Friday, March 2, 2018

"A man who has never made a man angry is a failure in life." - Christopher Morley


The Nor-easter hit during the night. It's now mid-afternoon and the day has been nothing but rain - 2.25" since midnight - and wind - steady in the 25-30 mph range with gusts to near 40 mph. My lunch got postponed until tomorrow and may get called off again if the wind hasn't died down. At this point my dinner is still on unless they call in the next hour or so to cancel. The good news: they're coming to pick me up so I don't have to drive in this crazy weather.
On the TV they're saying the biggest problems come when the ground gets saturated and the wind blows this hard; trees topple.
Today I'm thankful there are no trees on the east (windward) side of this house.

That said, I. Am. Bored. Being housebound is not my preference.

I got up about 3:00 and saw that Understanding Your Bible was still listed as "suppressed", that is, not available for publication or even modification. This despite getting an email from Amazon yesterday that they were satisfied I held the copyright.
I called, they guy could see it had been cleared, and couldn't explain why it was still suppressed. He promised to find out.
An hour later it was cleared for review and early this afternoon I got an email that my files had been approved.
So I sent in yet another revision, this one a bunch of changes that dear friend Willie found. When I rekeyed it I made a bunch of the kinds of mistakes that clear spell check because they're real words, just not the words yew wont. Now I'm waiting for that version to be approved. Assuming it is I'll do a very careful check of the thing online and then....DONE!
Oh my.

I don't want a repeat of last Sunday's sub-par performance so I'm preaching this sermon in my head constantly throughout the day. I don't know that it will help but it can't hurt.

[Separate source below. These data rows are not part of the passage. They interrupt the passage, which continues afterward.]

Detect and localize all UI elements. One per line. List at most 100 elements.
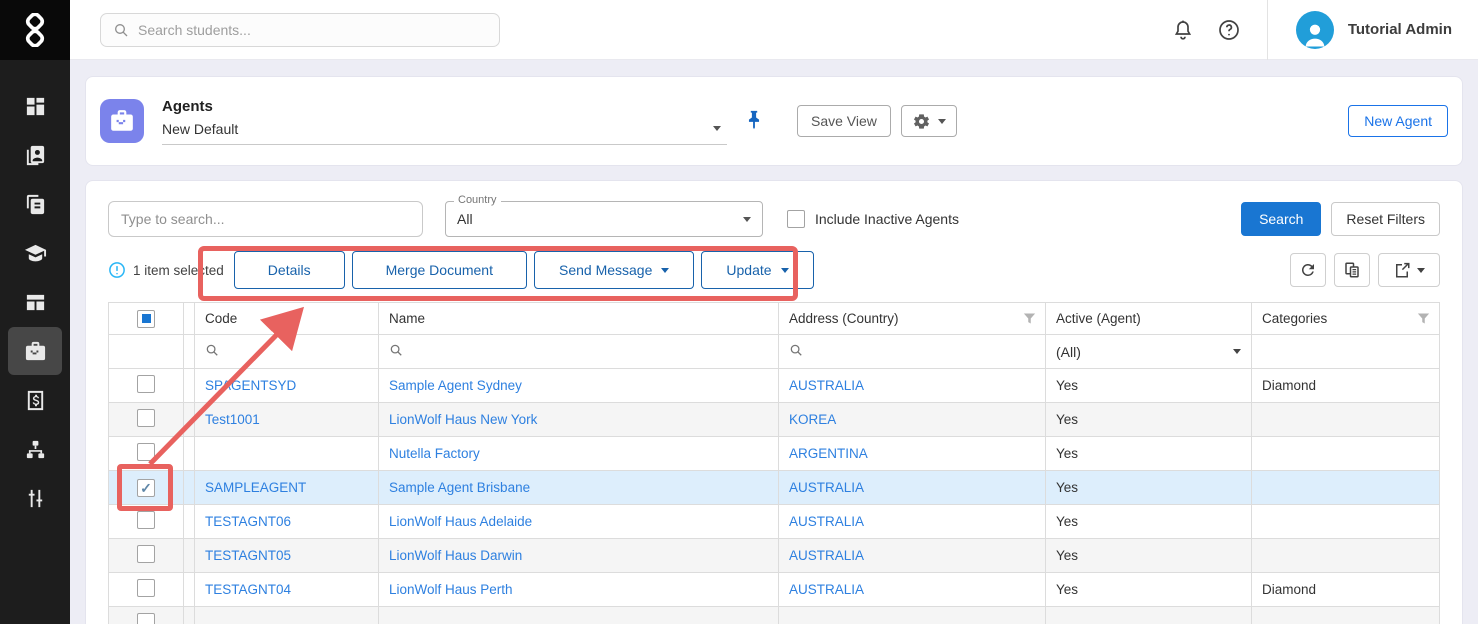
- agent-name-link[interactable]: LionWolf Haus Darwin: [389, 548, 522, 563]
- column-label: Address (Country): [789, 311, 899, 326]
- agent-code-link[interactable]: TESTAGNT06: [205, 514, 291, 529]
- agent-name-link[interactable]: Sample Agent Sydney: [389, 378, 522, 393]
- agent-name-link[interactable]: LionWolf Haus Adelaide: [389, 514, 532, 529]
- name-filter-input[interactable]: [379, 335, 779, 369]
- table-row: Nutella FactoryARGENTINAYes: [109, 437, 1440, 471]
- sidebar-item-contacts[interactable]: [8, 131, 62, 180]
- row-checkbox[interactable]: [137, 511, 155, 529]
- details-button[interactable]: Details: [234, 251, 345, 289]
- chevron-down-icon: [1417, 268, 1425, 273]
- save-view-button[interactable]: Save View: [797, 105, 891, 137]
- sidebar-item-layout[interactable]: [8, 278, 62, 327]
- row-checkbox[interactable]: [137, 375, 155, 393]
- agents-briefcase-icon: [24, 340, 47, 363]
- search-icon: [789, 343, 803, 357]
- sidebar-item-students[interactable]: [8, 229, 62, 278]
- avatar[interactable]: [1296, 11, 1334, 49]
- column-header-code[interactable]: Code: [195, 303, 379, 335]
- row-checkbox[interactable]: [137, 443, 155, 461]
- topbar-divider: [1267, 0, 1268, 60]
- agent-name-link[interactable]: Nutella Factory: [389, 446, 480, 461]
- sidebar-item-settings-sliders[interactable]: [8, 474, 62, 523]
- categories-cell: [1252, 471, 1440, 505]
- agent-country-link[interactable]: AUSTRALIA: [789, 480, 864, 495]
- select-all-checkbox[interactable]: [137, 310, 155, 328]
- code-filter-input[interactable]: [195, 335, 379, 369]
- sidebar-item-agents-briefcase[interactable]: [8, 327, 62, 375]
- merge-document-button[interactable]: Merge Document: [352, 251, 527, 289]
- action-label: Send Message: [559, 262, 652, 278]
- chevron-down-icon: [1233, 349, 1241, 354]
- selection-status: 1 item selected: [133, 263, 224, 278]
- agent-country-link[interactable]: AUSTRALIA: [789, 582, 864, 597]
- notifications-bell-icon[interactable]: [1171, 18, 1195, 42]
- app-logo[interactable]: [0, 0, 70, 60]
- categories-cell: Diamond: [1252, 369, 1440, 403]
- agent-code-link[interactable]: TESTAGNT04: [205, 582, 291, 597]
- agent-code-link[interactable]: TESTAGNT05: [205, 548, 291, 563]
- global-search-input[interactable]: [138, 22, 487, 38]
- agent-name-link[interactable]: Sample Agent Brisbane: [389, 480, 530, 495]
- export-icon: [1393, 261, 1411, 279]
- country-label: Country: [454, 194, 501, 206]
- agent-name-link[interactable]: LionWolf Haus Perth: [389, 582, 513, 597]
- reset-filters-button[interactable]: Reset Filters: [1331, 202, 1440, 236]
- agent-country-link[interactable]: KOREA: [789, 412, 836, 427]
- refresh-button[interactable]: [1290, 253, 1326, 287]
- new-agent-button[interactable]: New Agent: [1348, 105, 1448, 137]
- sidebar-item-dashboard[interactable]: [8, 82, 62, 131]
- categories-cell: Diamond: [1252, 573, 1440, 607]
- agent-name-link[interactable]: LionWolf Haus New York: [389, 412, 537, 427]
- layout-icon: [24, 291, 47, 314]
- gear-icon: [912, 112, 931, 131]
- column-chooser-button[interactable]: [1334, 253, 1370, 287]
- header-row: CodeName Address (Country) Active (Agent)C…: [109, 303, 1440, 335]
- row-checkbox[interactable]: [137, 409, 155, 427]
- address-country--filter-input[interactable]: [779, 335, 1046, 369]
- filter-funnel-icon[interactable]: [1416, 311, 1431, 326]
- agent-code-link[interactable]: SPAGENTSYD: [205, 378, 296, 393]
- row-checkbox[interactable]: [137, 613, 155, 624]
- send-message-button[interactable]: Send Message: [534, 251, 694, 289]
- spacer-column: [184, 471, 195, 505]
- row-checkbox[interactable]: [137, 545, 155, 563]
- search-icon: [389, 343, 403, 357]
- help-icon[interactable]: [1217, 18, 1241, 42]
- spacer-column: [184, 505, 195, 539]
- column-header-address-country-[interactable]: Address (Country): [779, 303, 1046, 335]
- include-inactive-checkbox[interactable]: [787, 210, 805, 228]
- column-header-name[interactable]: Name: [379, 303, 779, 335]
- table-head: CodeName Address (Country) Active (Agent)C…: [109, 303, 1440, 369]
- column-header-active-agent-[interactable]: Active (Agent): [1046, 303, 1252, 335]
- country-select[interactable]: Country All: [445, 201, 763, 237]
- info-icon: [108, 261, 126, 279]
- agent-country-link[interactable]: AUSTRALIA: [789, 514, 864, 529]
- search-button[interactable]: Search: [1241, 202, 1321, 236]
- include-inactive-toggle[interactable]: Include Inactive Agents: [787, 210, 959, 228]
- agent-country-link[interactable]: ARGENTINA: [789, 446, 868, 461]
- active-filter-select[interactable]: (All): [1046, 335, 1252, 369]
- export-button[interactable]: [1378, 253, 1440, 287]
- sidebar-item-workflow[interactable]: [8, 425, 62, 474]
- agent-country-link[interactable]: AUSTRALIA: [789, 548, 864, 563]
- sidebar-item-documents[interactable]: [8, 180, 62, 229]
- agent-code-link[interactable]: Test1001: [205, 412, 260, 427]
- view-selector[interactable]: New Default: [162, 121, 727, 145]
- global-search[interactable]: [100, 13, 500, 47]
- categories-cell: [1252, 437, 1440, 471]
- grid-search-box[interactable]: [108, 201, 423, 237]
- filter-cell-empty: [109, 335, 184, 369]
- view-settings-button[interactable]: [901, 105, 957, 137]
- agent-code-link[interactable]: SAMPLEAGENT: [205, 480, 306, 495]
- agent-country-link[interactable]: AUSTRALIA: [789, 378, 864, 393]
- filter-funnel-icon[interactable]: [1022, 311, 1037, 326]
- row-checkbox[interactable]: [137, 479, 155, 497]
- sidebar-item-billing[interactable]: [8, 376, 62, 425]
- row-checkbox[interactable]: [137, 579, 155, 597]
- pin-view-icon[interactable]: [743, 109, 767, 133]
- grid-search-input[interactable]: [121, 211, 410, 227]
- column-header-categories[interactable]: Categories: [1252, 303, 1440, 335]
- categories-filter-input[interactable]: [1252, 335, 1440, 369]
- update-button[interactable]: Update: [701, 251, 813, 289]
- chevron-down-icon: [661, 268, 669, 273]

I'm fascinated by all the wonderful houses here, some that I sure want to see inside. Like this one that I pass on most of my running routes. Look at the second story windows! At first I could not figure out how a second story could be so short as to have windows that small unless the first floor had 4' ceilings. But Bill explained it to me, and he should know. He's an architect at church who has an office almost across the street from this house.

Those windows are pretty near the floor of the second story. Note the more normal windows on the gable end. Those windows aren't for seeing out (unless you want to look at the ground), they're for light and ventilation.

I'm guessing that addition in the back corner is a kitchen. I've seen several houses where (I'm told) that's what they did. A century ago kitchens were really small so building an addition was a common solution.

You can find almost any architectural style imaginable here, including 20th century tasteless. Some are 200+ years old and tiny cottages, some are big Greek revival, there's craftsman, federalist.....
Just down Montauk Hwy. - the street the church is on - is Tuttle Mower Shop. I'm told that building is over 100 years old and the mower shop is in back. The front is still set up as the blacksmith shop it was a century ago with a forge, bellows...the whole bit. I may have to stop by. Pics if I do!

It's now 4:30 and the wind is picking up with gusts to 45 mph. It's also swung around a bit and is blowing right at the front door which keeps making noises like somebody is coming in the house. I've jumped about three times so far.

I'm showered and ready for my hosts to pick me up for dinner. I'm going to do some reading (I'll tell you about my current read in tomorrow's post) and try not to think about trees coming down.